Les « collectivités » — je ne nomme personne, vu
les susceptibilités chatouilleuses de ces groupements — mettent facilement en
route trente, cinquante ou quatre-vingts jeunes gens, pour aller coucher à un
refuge étroit pour la moitié de ce chiffre. Là, on mène un grand vacarme,
jusqu'à une heure avancée, et le lendemain on redescend, après un petit tour
sur le glacier. Quant aux alpinistes qui ont réussi à se faufiler, et qui
voudraient que le silence se fît vers dix heures, partant à trois heures du
matin pour quelque course dure, ils sont proprement chahutés et houspillés, ces
jeunes gens leur déclarant tout net qu'ils ont autant de droit que quiconque à
être là et à faire ce qu'ils veulent.
Ce en quoi ils se trompent, car presque tous les refuges
sont propriété privée, appartenant à des sections du Club-alpin, qui les ont
fait élever à coups de millions dans un but précis, qui n'est nullement de
servir de but de week-end. Tout le conflit est là : ces cabanes sont des
points de départ, et non des buts de promenades. Elles ont été édifiées pour
tout autre chose que pour héberger de simples excursionnistes, si curieux que
cela puisse paraître.
Il existe d'ailleurs un règlement des refuges, qui fixe
l'ordre de priorité des occupants, mettant en tête les malades et les blessés,
puis les membres des diverses sociétés alpines et les ascensionnistes ayant à
effectuer de grandes courses, et ensuite les simples visiteurs. Mais, si cet
ordre est facile à faire respecter dans les refuges gardés, allez donc vous en
prévaloir dans les cabanes sans gardien ou vous arrivez à la nuit, pour y
trouver quarante gaillards chantant au son de l'accordéon ou de l'harmonica !
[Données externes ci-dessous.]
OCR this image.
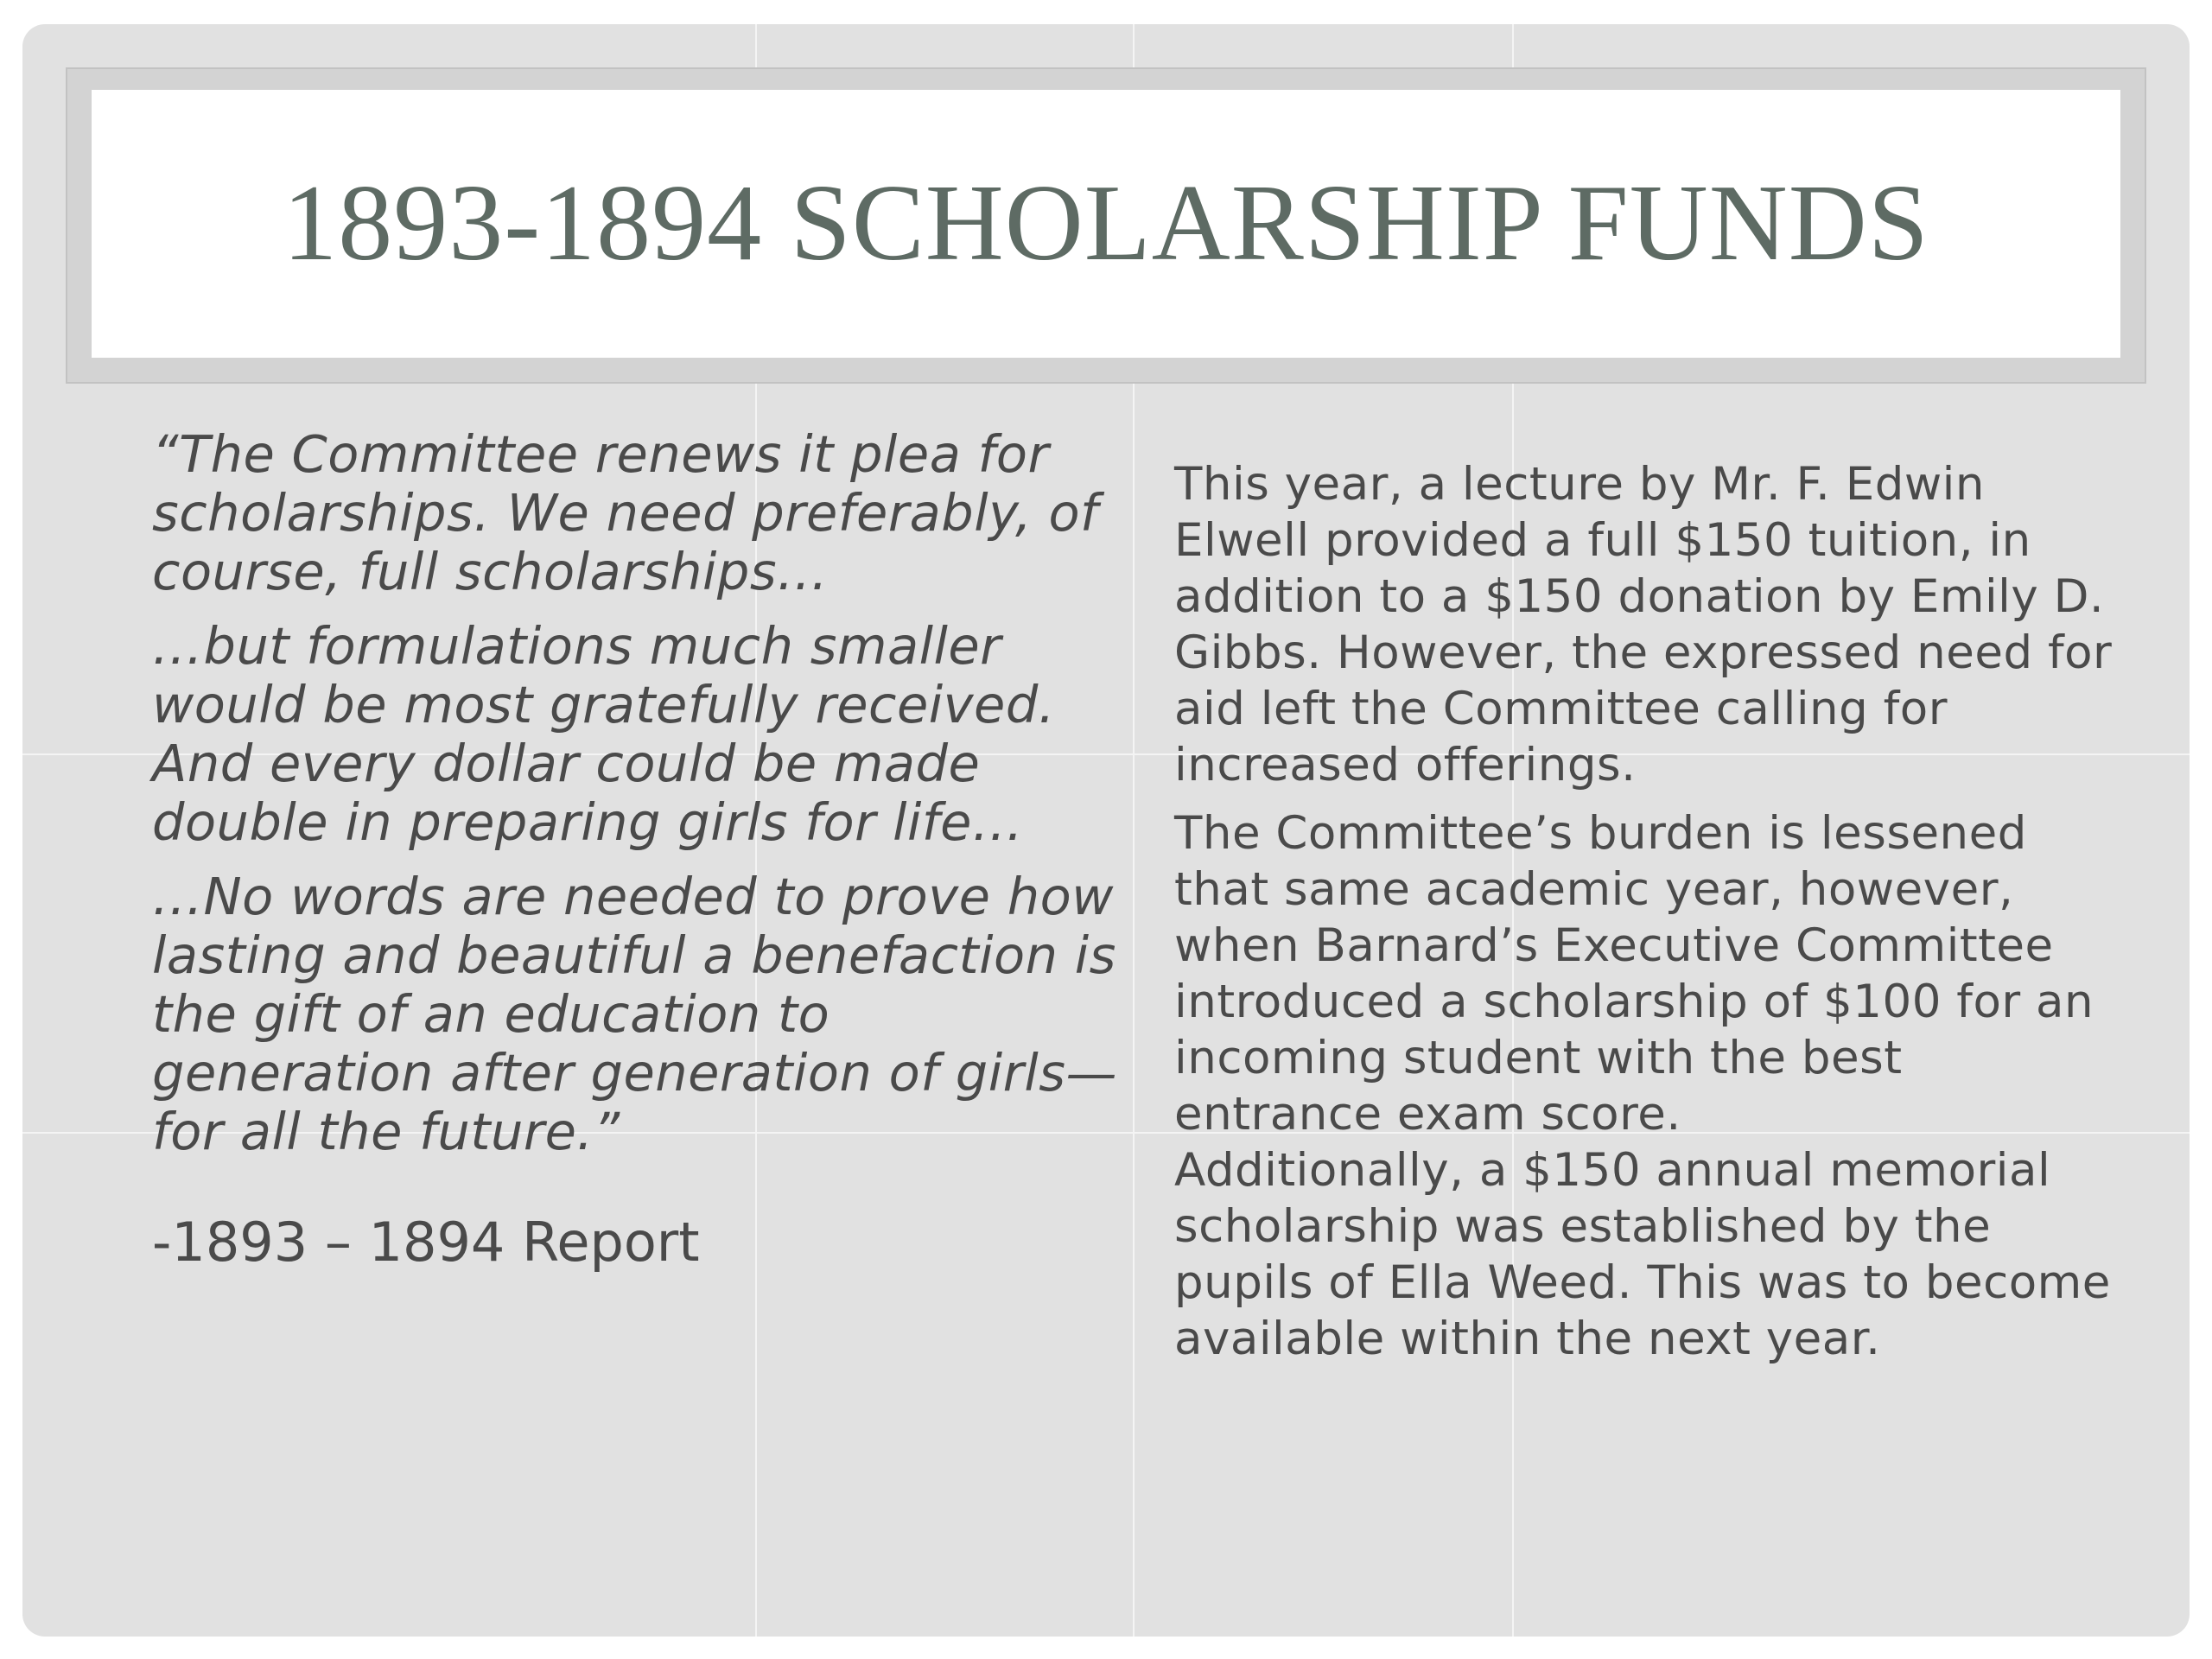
1893-1894 SCHOLARSHIP FUNDS

“The Committee renews it plea for scholarships. We need preferably, of course, full scholarships…

…but formulations much smaller would be most gratefully received. And every dollar could be made double in preparing girls for life…

…No words are needed to prove how lasting and beautiful a benefaction is the gift of an education to generation after generation of girls—for all the future.”

-1893 – 1894 Report

This year, a lecture by Mr. F. Edwin Elwell provided a full $150 tuition, in addition to a $150 donation by Emily D. Gibbs. However, the expressed need for aid left the Committee calling for increased offerings.

The Committee’s burden is lessened that same academic year, however, when Barnard’s Executive Committee introduced a scholarship of $100 for an incoming student with the best entrance exam score.

Additionally, a $150 annual memorial scholarship was established by the pupils of Ella Weed. This was to become available within the next year.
Il me souvient de Ravanel, le vieux gardien de l'ancien
refuge du Couvercle, qui, un soir, envoya purement et simplement coucher dehors
deux malotrus qui faisaient du vacarme après minuit. Lorsqu'une heure après ils
vinrent s'excuser, tout transis de froid, le vieux guide les écouta
attentivement, approuva, puis leur dit :
— Puisque vous voilà revenus à de bons sentiments, je veux
bien faire quelque chose pour vous.
Et il leur tendit une vieille couverture, la plus pelée et
la plus trouée qu'il avait pu trouver, et leur ferma de nouveau la porte au
nez. Ce sont là des exemples salutaires. De plus, l'alpiniste qui sait à quel
point les refuges sont précieux et combien de vies ils ont sauvées, s'abstient
de toute détérioration : il nettoie la vaisselle, range la literie et ne
se croit pas déshonoré de donner un coup de balai. Mais les touristes
occasionnels qui poussent jusqu'au refuge ont une fâcheuse tendance à tout
fracasser et à tout saccager, au point que le Club alpin a dû s'en émouvoir.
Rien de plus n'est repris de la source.